# iScsi Target for Gentoo

## niclaslundstrom

Hello

I am currently examining iScsi.

Have anyoune any experience?

Regards /NiclasLast edited by niclaslundstrom on Tue Nov 02, 2004 2:47 pm; edited 1 time in total

----------

## gen536

*bump*

I'm interested too.

----------

## niclaslundstrom

More info on this and on iscsi is available on these sites:

http://iscsitarget.sourceforge.net/

http://www.cuddletech.com/articles/iscsi/index.html

http://www.ardistech.com/iscsi/

I do not know how to make an ebuild of the code. The best source seems to be IET (iscsitarget.sf.net) I would greatly appreciate the ebuilds, for my home storage server. 

Regards

----------

## niclaslundstrom

I have compiled the 0.3.4 for the 2.6 kernel successfully, and initated an iscsi disk from windows and liinx. 

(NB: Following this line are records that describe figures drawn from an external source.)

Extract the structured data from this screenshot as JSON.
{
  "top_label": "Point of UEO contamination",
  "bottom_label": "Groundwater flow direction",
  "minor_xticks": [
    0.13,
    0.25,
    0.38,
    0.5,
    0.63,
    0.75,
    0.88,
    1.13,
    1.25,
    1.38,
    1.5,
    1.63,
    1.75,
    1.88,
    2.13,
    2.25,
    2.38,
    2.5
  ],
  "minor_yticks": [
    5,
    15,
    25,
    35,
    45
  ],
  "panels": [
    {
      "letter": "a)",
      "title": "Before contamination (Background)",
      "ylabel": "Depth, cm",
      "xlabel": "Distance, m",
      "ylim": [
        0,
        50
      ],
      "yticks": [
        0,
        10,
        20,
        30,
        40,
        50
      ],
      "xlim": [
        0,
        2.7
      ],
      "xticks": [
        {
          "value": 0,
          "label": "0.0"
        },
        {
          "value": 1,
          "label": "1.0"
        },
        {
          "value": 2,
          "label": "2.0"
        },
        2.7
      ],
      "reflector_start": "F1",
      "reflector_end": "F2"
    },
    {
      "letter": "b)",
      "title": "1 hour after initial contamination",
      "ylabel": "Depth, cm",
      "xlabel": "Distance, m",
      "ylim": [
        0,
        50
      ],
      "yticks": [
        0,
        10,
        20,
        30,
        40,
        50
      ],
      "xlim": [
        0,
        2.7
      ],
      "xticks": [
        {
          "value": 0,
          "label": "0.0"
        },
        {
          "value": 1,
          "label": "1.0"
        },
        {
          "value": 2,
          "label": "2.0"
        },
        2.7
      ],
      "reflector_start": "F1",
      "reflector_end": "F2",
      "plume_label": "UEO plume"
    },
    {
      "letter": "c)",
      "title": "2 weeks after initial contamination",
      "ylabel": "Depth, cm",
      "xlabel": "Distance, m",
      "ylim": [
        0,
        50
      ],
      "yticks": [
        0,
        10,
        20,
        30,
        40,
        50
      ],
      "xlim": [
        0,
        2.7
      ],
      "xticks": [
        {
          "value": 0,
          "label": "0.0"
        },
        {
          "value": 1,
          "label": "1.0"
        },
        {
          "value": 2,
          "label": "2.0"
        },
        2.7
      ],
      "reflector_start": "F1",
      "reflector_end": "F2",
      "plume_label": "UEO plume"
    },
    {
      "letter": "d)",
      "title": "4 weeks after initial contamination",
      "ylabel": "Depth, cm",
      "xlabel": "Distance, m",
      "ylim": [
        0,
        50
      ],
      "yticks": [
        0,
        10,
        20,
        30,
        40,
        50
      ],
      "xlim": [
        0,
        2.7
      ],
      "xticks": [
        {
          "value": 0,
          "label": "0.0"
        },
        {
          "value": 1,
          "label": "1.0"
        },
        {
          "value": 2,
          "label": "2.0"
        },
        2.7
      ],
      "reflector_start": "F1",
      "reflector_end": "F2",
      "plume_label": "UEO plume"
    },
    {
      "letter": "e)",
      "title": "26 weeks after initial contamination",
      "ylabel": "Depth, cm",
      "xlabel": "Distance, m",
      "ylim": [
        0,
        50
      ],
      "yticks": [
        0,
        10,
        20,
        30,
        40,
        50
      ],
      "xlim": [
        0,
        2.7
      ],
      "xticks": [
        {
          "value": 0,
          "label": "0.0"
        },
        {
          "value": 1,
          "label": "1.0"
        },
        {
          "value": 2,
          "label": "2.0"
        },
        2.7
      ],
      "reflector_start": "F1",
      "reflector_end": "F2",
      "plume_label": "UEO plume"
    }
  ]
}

This is the home storage solution for everybody. 

Is there any intrest for ebuilds?

I could perhaps learn how to make them.

Regards Niclas

----------

## tholu

 *niclaslundstrom wrote:*   

> Is there any intrest for ebuilds?
> 
> 

 

I'd love ebuilds and a user doc.

----------

## kreed

I'd be glad to help with docs, as I don;t know how to package an ebuild either. I have the IET running nicely under 2.4, working on 2.6

----------

## Registered.User

I finally figured out what my own problem was.  I have successfully compiled linux-iscsi-4.0.1.10 against the 2.6.8-gentoo-r10 kernel and the utils.  Believe it or not, it was the utils that gave me more trouble than the modules.

If anybody wants my input or comments let me know.  We are currently using iSCSI to connect to Network Appliance.  I have to tell you that iSCSI rocks.  It stomps NFS and is grossly superior in my mind.

Anyway, I have got it working and can give you a real world application perspective on iSCSI (as far as the initiators are concerned.   I am in the process of building my own target.

----------

## smart

Running an iscsi target under linux here, using http://sourceforge.net/projects/iscsitarget/ . Works like a charm serving to w2k machine. I'd definitely like to see an ebuild for that.

----------

## charlesnadeau

 *smart wrote:*   

> I'd definitely like to see an ebuild for that.

 

Bump. Will a build be available soon? I have not seen any in Portage.

Thanks!

Charles

----------

## rowbin hod

Hi, on a related issue, i'm looking at iSCSI and have been wondering what the performace is like. From what i can tell, if you have a bog standard network card, and are running iSCSI, there are massive CPU utilizations. Installing a "proper" netwrok  card with a TCP offload engine (is that the correct terminology?) will reduce the CPU utilization, and if you get a card which supports iSCSI natively (and costs 300 quid) then the cpu load is reduced further cos the card processes the scsi instructions withough having to give it all to the cpu. Am i thinking along the right lines?

Also, can anyone compare read, write and access speeds with locally attached storage? I'm guessing theat the network latency won't make an awful lot of difference to the seek times as average disk seek time is >5ms, whereas sending a packet of data probably takes a tenth that time. What about throughput though, and real world results, anyone had a look at these?

thanks for the info

----------

## charlesnadeau

 *Registered.User wrote:*   

> Believe it or not, it was the utils that gave me more trouble than the modules.

 

We are in the same boat! Can you give me more details about the problems you faced and how you solved them?

Thanks!

Charles

----------

## ajaygautam

 *Registered.User wrote:*   

> ....
> 
> If anybody wants my input or comments let me know
> 
> ...

 

Well, if possible can you please list how you did it, what all problems you faced, what were the solutions, etc... A HOWTO of sorts..

Thanks

Ajay

----------